"You could be really good at this," he said.

"I'll try," she said. She was flaming pink, but she was determined.

QATAR LEFT THE apartment with a vague feeling of regret. Barstad had mentioned that she had to go to the bank later in the day. She'd gotten enrollment fees for a quilting class, and had two hundred dollars in checks she'd wanted to deposit-and she had almost four hundred dollars in cash, which she would not deposit, to avoid the taxes.

The money could have been his; and she had some nice jewelry, gifts from her parents, worth maybe another thousand. There was some miscellaneous stuff, as well: cameras, some of her drawing equipment, an IBM laptop, and a Palm III that, together, could have pulled in a couple of hundred more.

He could have used the cash. The new light topcoats for the coming season were hip-length, and he'd seen the perfect example at Neiman Marcus: six hundred fifty dollars, on sale, with a wool lining. A pair of cashmere sweaters, two pairs of slacks, and the right shoes would cost another two thousand. He'd been only seconds away from it…

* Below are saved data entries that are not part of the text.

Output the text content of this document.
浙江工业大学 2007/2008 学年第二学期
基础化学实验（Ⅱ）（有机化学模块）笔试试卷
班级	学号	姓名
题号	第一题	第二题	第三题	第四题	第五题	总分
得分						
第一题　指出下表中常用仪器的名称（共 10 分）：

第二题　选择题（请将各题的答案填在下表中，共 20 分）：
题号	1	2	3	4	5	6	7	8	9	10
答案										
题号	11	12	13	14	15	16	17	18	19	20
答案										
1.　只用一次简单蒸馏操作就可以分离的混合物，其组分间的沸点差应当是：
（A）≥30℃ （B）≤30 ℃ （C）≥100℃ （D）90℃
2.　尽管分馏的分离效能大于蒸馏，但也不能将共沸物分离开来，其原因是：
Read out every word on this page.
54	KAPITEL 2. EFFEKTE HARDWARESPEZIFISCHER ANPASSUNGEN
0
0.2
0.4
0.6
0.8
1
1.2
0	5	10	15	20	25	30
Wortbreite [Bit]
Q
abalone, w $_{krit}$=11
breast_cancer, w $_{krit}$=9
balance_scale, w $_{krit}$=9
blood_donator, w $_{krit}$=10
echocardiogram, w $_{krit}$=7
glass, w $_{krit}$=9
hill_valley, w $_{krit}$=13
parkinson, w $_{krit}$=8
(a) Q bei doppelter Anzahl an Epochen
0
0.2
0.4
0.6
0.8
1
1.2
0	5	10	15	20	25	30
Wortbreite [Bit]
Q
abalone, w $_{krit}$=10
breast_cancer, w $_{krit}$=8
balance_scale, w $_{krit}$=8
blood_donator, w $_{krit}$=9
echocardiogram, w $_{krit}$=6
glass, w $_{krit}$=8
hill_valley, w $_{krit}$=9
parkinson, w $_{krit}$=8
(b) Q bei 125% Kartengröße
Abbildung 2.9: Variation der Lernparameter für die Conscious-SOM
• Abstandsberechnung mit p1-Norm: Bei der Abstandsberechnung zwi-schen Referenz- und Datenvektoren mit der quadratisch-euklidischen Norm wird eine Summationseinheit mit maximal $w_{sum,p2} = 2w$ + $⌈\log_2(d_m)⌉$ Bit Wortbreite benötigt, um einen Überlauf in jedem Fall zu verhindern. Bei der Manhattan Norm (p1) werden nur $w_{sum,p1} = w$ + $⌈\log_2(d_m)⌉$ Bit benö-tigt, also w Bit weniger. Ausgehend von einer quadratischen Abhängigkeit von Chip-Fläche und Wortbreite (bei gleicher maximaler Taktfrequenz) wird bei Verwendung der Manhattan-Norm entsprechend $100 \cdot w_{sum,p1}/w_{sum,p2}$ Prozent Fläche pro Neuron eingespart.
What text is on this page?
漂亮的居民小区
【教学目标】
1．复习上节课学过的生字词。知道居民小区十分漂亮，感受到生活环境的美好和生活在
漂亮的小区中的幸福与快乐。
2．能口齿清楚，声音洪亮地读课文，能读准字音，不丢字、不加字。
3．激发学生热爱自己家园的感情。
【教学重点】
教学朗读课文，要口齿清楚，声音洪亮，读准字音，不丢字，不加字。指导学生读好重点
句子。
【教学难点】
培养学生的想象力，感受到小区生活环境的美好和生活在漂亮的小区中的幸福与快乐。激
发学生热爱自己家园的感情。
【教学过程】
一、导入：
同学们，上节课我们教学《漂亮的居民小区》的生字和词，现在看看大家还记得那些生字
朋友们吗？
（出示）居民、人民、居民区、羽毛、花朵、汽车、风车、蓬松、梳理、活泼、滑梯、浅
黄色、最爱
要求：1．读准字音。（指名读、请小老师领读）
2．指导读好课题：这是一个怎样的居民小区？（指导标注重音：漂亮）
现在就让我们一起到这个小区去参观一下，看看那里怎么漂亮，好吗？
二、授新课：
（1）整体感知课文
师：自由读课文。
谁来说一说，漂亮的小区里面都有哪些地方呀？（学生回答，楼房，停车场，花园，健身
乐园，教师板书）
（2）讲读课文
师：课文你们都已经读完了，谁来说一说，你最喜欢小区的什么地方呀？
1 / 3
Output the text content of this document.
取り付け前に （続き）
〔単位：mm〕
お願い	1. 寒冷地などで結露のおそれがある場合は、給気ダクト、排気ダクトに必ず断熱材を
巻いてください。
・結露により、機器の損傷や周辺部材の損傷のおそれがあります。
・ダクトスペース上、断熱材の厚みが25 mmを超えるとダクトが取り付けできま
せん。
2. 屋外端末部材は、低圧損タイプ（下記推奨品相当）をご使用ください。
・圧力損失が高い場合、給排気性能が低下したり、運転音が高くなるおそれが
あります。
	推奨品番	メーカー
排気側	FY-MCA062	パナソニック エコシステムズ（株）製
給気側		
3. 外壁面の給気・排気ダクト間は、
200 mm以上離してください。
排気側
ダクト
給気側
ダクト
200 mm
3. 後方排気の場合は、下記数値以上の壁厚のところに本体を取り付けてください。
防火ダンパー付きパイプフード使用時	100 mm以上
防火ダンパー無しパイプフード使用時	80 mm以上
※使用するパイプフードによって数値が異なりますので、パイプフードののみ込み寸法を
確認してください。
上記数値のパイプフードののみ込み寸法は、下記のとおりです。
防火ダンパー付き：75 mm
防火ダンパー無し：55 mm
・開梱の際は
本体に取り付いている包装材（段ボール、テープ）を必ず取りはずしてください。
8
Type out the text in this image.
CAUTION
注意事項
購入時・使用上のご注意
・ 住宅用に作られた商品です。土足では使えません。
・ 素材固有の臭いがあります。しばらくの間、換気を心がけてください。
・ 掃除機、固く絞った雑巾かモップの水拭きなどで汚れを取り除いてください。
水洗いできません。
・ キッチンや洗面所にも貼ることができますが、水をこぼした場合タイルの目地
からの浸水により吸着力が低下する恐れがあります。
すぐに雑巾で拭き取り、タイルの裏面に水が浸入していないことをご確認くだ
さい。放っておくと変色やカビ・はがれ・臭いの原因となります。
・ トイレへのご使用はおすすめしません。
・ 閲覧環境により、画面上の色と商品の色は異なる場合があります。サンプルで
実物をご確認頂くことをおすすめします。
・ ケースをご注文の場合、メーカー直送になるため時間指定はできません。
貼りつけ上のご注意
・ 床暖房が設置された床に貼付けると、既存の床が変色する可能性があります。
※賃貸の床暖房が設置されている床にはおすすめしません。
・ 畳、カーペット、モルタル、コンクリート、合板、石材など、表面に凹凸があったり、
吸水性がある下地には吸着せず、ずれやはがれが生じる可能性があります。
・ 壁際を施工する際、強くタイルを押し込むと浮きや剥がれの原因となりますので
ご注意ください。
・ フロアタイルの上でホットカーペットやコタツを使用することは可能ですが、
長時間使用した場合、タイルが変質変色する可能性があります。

Was sex better than cashmere? He wasn't sure. It was quite possible, he mused, that no matter what Barstad was willing to do in bed, she would never be as good as Armani.

JAMES QATAR WAS five feet, eleven ten inches tall, slender and balding, with a thin blond beard that he kept closely cropped. He liked the three-days-without-shaving look, the open-collar, striped-shirt, busy-intellectual image. He was fair-skinned, with smile lines at the corners of his mouth, and just a hint of crow's-feet at the corners of his eyes. He had delicate hands with long fingers. He worked out daily on a rowing machine, and in the summer on blades; he would not ever have thought of himself as a brave man, but he did have a style of courage built on willpower. He never failed to do what he wanted to do, or needed to.